September 21, 2015. For the first time since 2007, Israel will allow marketing of ironworks, furniture and textile from Gaza in Israel. This according to comments made by the Coordinator of Government Activities in the Territories (COGAT) to a journalist. The sale of goods is meant to begin October 7th, in about two weeks.
COGAT shared with the journalist that the goal of the policy change is to “improve the economy in Gaza and to reduce unemployment” which stood at 41.5 percent in the second quarter of 2015.
In March of this year, Israel began allowing entrance of tomatoes and eggplants from Gaza to Israel due to the shmita year, when, according to Jewish law, agricultural lands should lie fallow for one year every seven years.
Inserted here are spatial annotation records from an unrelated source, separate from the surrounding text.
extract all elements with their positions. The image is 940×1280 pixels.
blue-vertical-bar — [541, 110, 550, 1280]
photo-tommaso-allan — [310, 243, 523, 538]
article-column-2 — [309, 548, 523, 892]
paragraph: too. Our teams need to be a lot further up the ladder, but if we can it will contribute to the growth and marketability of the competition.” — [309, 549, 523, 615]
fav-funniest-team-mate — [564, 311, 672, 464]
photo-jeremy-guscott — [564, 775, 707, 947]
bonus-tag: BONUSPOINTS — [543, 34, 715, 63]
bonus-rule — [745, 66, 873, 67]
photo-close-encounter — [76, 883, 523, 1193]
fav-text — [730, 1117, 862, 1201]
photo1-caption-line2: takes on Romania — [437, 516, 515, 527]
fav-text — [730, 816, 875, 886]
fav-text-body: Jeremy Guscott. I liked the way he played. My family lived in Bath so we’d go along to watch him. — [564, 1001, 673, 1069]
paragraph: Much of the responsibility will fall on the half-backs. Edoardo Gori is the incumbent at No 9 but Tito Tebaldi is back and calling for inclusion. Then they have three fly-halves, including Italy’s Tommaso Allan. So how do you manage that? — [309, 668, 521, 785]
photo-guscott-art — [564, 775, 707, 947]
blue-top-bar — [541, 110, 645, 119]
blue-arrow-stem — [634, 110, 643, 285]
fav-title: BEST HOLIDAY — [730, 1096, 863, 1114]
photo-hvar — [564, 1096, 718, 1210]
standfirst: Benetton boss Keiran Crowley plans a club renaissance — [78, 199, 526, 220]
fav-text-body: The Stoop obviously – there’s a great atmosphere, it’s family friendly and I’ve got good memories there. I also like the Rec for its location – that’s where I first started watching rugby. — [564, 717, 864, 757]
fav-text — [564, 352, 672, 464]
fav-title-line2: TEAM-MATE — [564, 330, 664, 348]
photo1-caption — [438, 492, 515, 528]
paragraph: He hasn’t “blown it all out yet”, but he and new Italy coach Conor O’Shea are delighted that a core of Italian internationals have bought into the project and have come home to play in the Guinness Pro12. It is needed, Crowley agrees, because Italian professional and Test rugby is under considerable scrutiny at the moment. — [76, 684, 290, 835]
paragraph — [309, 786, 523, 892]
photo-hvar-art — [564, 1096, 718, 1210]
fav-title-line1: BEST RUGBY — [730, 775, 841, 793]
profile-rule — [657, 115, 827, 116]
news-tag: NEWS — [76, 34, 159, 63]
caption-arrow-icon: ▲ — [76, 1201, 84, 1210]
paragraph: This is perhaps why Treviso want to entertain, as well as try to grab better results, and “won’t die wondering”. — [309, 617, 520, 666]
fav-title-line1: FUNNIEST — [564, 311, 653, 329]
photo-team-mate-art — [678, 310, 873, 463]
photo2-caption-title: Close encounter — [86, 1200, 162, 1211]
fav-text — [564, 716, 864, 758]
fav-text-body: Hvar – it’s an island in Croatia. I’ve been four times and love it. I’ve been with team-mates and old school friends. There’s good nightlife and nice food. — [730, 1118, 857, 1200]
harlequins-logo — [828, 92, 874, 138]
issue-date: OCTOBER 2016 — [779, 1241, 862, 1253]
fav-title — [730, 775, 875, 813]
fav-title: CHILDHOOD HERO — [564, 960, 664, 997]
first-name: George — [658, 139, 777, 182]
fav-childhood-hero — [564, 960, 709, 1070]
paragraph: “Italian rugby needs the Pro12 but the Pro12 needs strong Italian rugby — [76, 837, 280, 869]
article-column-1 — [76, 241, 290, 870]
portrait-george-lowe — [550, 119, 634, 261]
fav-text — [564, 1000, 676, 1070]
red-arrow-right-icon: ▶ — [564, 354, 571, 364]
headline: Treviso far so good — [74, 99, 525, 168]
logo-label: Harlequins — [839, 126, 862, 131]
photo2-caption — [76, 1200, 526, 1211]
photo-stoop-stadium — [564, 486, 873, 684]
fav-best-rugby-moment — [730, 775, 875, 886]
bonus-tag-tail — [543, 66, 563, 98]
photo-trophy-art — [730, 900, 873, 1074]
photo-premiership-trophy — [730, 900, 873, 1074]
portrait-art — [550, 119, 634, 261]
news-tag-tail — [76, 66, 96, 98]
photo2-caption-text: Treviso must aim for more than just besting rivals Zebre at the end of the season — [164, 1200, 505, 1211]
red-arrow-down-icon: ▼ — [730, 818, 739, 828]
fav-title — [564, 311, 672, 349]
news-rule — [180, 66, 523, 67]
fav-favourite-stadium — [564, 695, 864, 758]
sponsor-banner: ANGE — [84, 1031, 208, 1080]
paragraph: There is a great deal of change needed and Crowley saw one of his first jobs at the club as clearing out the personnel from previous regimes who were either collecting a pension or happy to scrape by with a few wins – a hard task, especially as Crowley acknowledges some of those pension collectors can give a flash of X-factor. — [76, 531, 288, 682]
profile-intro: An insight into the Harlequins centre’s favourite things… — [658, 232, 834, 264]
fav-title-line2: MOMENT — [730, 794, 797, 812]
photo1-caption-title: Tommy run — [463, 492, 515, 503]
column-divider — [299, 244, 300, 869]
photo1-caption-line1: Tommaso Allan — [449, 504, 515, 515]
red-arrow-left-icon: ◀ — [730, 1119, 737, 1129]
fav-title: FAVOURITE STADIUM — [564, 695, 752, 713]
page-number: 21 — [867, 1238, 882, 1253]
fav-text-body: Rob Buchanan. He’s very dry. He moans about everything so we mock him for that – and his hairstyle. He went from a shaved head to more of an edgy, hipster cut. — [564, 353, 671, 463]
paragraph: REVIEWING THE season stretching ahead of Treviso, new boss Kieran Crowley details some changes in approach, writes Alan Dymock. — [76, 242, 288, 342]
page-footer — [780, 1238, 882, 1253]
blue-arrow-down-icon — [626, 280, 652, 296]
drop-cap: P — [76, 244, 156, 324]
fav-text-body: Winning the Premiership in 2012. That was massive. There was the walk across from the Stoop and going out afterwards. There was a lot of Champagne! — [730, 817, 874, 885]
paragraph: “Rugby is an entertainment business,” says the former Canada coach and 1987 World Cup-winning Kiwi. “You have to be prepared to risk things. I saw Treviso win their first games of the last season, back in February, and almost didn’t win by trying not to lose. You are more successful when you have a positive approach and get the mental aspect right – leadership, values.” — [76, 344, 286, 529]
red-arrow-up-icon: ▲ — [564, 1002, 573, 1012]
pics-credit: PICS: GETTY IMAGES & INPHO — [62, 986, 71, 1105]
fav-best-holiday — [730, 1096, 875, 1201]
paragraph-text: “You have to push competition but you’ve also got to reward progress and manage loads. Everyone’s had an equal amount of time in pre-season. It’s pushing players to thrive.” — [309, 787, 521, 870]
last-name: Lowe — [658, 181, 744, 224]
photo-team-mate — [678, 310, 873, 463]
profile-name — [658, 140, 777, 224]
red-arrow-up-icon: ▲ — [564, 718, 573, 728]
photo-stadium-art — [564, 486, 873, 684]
Religiously observant Jews thus do not consume products grown by Jewish farmers. At the end of 2014, Israel began allowing marketing of agricultural products, furniture and textile from Gaza in the West Bank.
COGAT, like many of Israel’s senior security officials, agrees that a thriving economy in Gaza is essential for regional stability. Allowing goods from Gaza to be marketed in Israel is a necessary precondition to rehabilitating Gaza’s economy. However, marketing only two kinds of vegetables and only in specific areas and for a limited time is far from sufficient. And yet, despite an ongoing shortage of vegetables in Israeli markets, the Israeli Ministry of Agriculture prefers to encourage import from Europe, rather than from neighboring Gaza.
The furniture industry in Gaza, which has tremendous potential for growth, is currently in crisis because Israel is preventing furniture manufacturers from purchasing a basic raw material – woods planks with a width of above 1 centimeter.
The Gaza Strip has many manufacturing industries that are eager to sell their goods in the Israel markets. As agreed by many, marketing of Gaza-made goods in Israel is a mutually beneficial, shared interest. Until Gaza’s manufacturing sectors in Gaza are ensured basic conditions to support and sustain themselves, the claim that limited moves like this one could improve Gaza’s economy sound more like a pipe dream.